To Your Health: Indoor Air Filtration, Help with Covid & Smokey Air?

To Your Health: Indoor Air Filtration, Help with Covid & Smokey Air?

Part-time Telluride local, Dr. Alan Safdi, is a world-renowned internist and gastroenterologist with encyclopedic knowledge of mind-body wellness and preventative medicine. He posts regularly on Telluride Inside… and Out under the banner of “To Your Health.” His blogs feature the most current information in his field: health, wellness, and longevity. Which now has to mean Dr. Alan’s podcasts and stories are mostly about what’s on everyone’s mind: COVID-19. 

Links to Dr. Alan’s podcasts and narratives on COVID-19 are here.

This week in his podcast, Dr. Alan talks in depth about in-door air filtration. Do they help in these times of Covid-19, forest fires, and other pollutants?

Beyond the podcast: Air filters and pollutants, more:

Finally The Centers for Disease Control revised its Covid-19 guidelines to include the fact COVID-19 can be spread through aerosols, which “can linger in the air for minutes to hours and travel farther than six feet. High time as we have been discussing the dangers of aerosol spread for about 6 months in our podcasts.

To fully understand our most recent blog and the podcast it is important to know what a micron is in detail.

A micron is a unit of length that equals one-millionth of a meter. In other words, a micron is 1/26,000 of an inch. Generally, the human eye sees particles in the 50 to 60 micron range. A human hair may be in the range of  50-70 microns (approx. 20-170 microns) thick. Covid-19 is much smaller than a bacteria, a red blood cell, or a droplet of fog.

Pollutants such as smoke from wildfires, tobacco, wood burning, and cooking; gases from cleaning products and building materials; dust mites; mold; and pet dander all contribute to an unhealthy indoor environment with ill effects on human health.

But what about COVID-19?

The virus that causes Covid-19 is mainly spread through respiratory droplets expelled when an infected person talks, coughs, sneezes or breathes. These droplets can then be inhaled by anyone in the vicinity. But the virus is also spread through smaller airborne particles that have been “aerosolized,” lingering in the air for minutes, even hours.
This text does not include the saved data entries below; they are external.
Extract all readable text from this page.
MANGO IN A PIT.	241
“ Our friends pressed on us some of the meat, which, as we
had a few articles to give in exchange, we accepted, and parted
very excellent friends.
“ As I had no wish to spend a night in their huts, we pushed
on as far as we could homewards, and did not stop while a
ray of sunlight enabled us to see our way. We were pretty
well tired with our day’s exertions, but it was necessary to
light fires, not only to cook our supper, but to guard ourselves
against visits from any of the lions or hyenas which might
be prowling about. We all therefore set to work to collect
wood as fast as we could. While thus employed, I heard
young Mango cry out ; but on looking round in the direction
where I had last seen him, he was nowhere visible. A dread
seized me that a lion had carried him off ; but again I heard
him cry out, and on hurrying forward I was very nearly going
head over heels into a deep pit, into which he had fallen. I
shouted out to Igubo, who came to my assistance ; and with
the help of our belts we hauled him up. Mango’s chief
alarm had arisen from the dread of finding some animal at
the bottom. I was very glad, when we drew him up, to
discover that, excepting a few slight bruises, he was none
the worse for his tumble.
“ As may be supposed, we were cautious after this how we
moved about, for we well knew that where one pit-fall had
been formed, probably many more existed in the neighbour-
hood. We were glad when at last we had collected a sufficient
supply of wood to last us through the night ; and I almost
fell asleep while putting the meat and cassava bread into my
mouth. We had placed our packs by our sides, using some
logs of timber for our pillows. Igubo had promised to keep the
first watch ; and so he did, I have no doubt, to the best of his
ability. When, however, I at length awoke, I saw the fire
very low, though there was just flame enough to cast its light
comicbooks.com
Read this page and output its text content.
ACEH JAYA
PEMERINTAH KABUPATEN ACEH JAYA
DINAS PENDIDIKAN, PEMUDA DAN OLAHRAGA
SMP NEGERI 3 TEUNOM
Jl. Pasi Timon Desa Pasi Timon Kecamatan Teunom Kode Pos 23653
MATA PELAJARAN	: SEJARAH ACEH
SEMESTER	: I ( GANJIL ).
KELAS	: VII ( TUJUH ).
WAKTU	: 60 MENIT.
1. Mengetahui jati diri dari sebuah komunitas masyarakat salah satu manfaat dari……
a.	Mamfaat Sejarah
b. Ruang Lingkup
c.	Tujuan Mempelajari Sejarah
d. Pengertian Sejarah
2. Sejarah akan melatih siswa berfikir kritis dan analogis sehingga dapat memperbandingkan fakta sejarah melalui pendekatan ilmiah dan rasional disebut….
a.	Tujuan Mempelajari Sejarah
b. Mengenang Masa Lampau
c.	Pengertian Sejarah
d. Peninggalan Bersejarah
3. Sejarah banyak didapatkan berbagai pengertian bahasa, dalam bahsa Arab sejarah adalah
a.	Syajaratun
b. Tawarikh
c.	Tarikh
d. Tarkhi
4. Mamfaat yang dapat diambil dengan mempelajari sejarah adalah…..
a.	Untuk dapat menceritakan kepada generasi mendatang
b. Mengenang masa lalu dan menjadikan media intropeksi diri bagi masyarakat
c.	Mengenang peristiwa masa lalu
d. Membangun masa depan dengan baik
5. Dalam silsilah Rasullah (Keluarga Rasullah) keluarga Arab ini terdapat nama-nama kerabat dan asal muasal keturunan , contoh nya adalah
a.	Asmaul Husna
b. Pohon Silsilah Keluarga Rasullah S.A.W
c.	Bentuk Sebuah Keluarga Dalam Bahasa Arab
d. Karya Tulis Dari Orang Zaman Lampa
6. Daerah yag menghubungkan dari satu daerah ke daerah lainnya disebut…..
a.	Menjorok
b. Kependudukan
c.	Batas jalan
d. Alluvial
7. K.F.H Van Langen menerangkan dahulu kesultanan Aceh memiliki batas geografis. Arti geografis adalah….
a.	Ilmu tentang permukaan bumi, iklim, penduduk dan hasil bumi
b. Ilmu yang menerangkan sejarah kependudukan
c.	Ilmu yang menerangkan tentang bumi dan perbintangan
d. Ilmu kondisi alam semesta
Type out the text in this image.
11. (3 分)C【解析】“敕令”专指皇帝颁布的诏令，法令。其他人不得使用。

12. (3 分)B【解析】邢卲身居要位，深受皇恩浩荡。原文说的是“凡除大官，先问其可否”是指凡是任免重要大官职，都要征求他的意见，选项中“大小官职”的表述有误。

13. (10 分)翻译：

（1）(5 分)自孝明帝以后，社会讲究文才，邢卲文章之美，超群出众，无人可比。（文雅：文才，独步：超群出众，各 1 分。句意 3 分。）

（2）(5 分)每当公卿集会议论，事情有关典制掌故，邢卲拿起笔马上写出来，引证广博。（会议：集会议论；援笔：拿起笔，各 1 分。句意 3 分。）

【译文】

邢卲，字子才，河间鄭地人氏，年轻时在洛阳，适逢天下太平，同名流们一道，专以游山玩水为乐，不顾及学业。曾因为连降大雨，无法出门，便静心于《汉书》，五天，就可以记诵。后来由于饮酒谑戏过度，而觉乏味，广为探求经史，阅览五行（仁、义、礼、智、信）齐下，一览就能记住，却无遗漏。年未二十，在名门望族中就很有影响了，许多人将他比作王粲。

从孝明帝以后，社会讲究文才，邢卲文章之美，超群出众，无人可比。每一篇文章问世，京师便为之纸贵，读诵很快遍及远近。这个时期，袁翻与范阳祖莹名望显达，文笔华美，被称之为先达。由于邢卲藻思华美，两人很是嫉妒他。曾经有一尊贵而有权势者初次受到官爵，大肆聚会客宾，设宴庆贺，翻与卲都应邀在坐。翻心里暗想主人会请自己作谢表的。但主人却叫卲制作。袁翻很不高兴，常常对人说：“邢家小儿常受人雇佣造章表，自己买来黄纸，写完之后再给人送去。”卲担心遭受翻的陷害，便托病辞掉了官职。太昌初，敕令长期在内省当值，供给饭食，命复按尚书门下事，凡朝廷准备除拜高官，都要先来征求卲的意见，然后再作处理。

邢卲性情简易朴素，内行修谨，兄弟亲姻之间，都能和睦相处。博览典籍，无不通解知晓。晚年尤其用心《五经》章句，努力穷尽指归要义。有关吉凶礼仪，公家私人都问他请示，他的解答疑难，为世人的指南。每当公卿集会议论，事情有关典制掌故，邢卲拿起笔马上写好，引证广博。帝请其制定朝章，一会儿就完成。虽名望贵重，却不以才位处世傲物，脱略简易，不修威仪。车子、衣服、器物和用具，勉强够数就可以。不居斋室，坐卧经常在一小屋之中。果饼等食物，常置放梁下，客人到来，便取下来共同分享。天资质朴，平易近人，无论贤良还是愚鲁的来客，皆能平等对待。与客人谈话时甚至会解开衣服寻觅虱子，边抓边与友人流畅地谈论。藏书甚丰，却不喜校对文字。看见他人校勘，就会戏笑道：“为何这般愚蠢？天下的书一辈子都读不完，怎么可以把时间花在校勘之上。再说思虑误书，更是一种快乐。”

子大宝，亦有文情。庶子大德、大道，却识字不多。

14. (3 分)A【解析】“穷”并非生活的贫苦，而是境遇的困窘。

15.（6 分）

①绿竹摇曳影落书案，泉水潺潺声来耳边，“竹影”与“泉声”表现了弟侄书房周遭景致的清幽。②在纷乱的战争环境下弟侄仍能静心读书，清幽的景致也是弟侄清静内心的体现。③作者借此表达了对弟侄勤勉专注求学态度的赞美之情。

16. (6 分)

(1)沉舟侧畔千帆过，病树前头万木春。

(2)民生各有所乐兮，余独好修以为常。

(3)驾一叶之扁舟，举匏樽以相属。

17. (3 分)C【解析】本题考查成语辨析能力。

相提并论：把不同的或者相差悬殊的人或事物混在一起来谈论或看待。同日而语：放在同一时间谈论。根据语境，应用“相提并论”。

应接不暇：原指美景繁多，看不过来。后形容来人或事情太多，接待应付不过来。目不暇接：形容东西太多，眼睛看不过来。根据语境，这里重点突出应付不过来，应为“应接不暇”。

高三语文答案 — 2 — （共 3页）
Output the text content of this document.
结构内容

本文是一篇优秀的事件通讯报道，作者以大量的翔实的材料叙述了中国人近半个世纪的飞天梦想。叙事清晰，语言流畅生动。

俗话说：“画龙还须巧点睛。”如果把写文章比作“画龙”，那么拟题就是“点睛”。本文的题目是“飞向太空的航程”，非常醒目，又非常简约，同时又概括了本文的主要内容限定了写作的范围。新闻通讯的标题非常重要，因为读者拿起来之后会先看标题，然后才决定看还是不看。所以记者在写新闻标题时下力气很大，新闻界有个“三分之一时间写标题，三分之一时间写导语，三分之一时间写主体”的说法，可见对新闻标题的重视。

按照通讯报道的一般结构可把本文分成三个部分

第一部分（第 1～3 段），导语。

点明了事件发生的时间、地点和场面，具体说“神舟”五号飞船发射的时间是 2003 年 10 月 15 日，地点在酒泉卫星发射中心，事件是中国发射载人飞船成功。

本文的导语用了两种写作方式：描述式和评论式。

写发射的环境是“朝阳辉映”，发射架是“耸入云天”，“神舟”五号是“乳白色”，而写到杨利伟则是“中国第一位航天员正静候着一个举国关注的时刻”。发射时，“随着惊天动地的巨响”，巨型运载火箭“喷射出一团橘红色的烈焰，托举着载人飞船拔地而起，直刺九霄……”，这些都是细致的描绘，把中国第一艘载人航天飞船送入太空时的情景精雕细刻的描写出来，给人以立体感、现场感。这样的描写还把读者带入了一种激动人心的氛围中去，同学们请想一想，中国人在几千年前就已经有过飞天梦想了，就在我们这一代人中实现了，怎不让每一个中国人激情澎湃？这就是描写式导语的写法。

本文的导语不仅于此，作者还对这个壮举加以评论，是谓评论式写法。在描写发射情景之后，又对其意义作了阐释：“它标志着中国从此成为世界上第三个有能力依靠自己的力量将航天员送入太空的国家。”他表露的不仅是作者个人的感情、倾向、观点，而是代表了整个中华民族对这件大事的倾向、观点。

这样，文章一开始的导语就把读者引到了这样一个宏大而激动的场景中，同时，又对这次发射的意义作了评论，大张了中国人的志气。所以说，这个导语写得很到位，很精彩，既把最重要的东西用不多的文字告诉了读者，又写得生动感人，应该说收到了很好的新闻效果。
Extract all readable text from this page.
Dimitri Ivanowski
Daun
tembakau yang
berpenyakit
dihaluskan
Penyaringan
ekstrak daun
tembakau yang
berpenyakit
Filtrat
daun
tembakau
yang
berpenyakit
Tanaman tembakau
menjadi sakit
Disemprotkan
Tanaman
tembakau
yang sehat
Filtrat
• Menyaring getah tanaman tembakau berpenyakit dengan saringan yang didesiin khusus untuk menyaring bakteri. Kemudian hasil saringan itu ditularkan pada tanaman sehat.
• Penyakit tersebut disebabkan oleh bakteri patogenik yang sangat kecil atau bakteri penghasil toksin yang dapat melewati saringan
Please do not be lulled into thinking air filters alone, of any type, are enough to prevent indoor spread of COVID. Size matters.

Air filters such as a HEPA filter can deal with extremely small particles down to .3 microns, removing 99.97 %, but the COVID virus is smaller at .125 microns.

Does that mean HEPA filters do not work at all?

No!

Often Covid 19 is contained in a larger respiratory droplet, which can occur after coughing, sneezing, etc. as mentioned. In the case of these larger droplets a HEPA filter may be able to trap and remove the bad actors. Those particles which may be the most common means of transmission can be larger than .3 microns and therefore trapped by a HEPA. That said, some larger COVID particles settle to the ground so quickly air purifiers can’t capture them in time so good hygiene remains critical.

Fine particles, 10 microns in diameter or smaller, including those found in dust and smoke, are especially a concern too because they can find their way deep into the lungs. Breathing in particles for just hours or days is enough to aggravate lungs and cause asthma attacks, and has been linked to heart attacks in people with heart disease. According to the EPA, long-term exposure to high particle levels is linked to bronchitis, reduced lung function, and premature death.

A very scary study from about two years ago delineated the risk of dementia associated with air pollution.

In the study older women who live in places with fine particulate matter exceeding the U.S. EPA’s standard are 81 percent more at risk for global cognitive decline and 92 percent more likely to develop dementia, including Alzheimer’s. These very small 2.5 micron microscopic particles generated by fossil fuels get into our body directly through the nose into the brain.

When looking for a good Hepa filter air purifier consider the CADR which reflects, in cubic feet per minute, the volume of clean air that an air purifier produces on its highest speed setting. For example a CADR of 250 for dust particles reduces particle levels of dust to the same concentration that would be achieved by adding 250 cubic feet of clean air each minute.

Personally I like at least 180 and above and, yes, I own three Hepa filter air filtration systems.

Dr. Alan, more:

Dr. Alan Safdi is board-certified in Internal Medicine and in Gastroenterology and is a Fellow of the American College of Gastroenterology. A proven leader in the healthcare arena, he has been featured on the national program, “Medical Crossfire” and authored or co-authored numerous medical articles and abstracts. Safdi has been involved in grant-based and clinical research for four decades and is passionate about disease prevention and wellness, not just fixing what has gone wrong. He is an international lecturer on the subjects of wellness, nutrition and gastroenterology.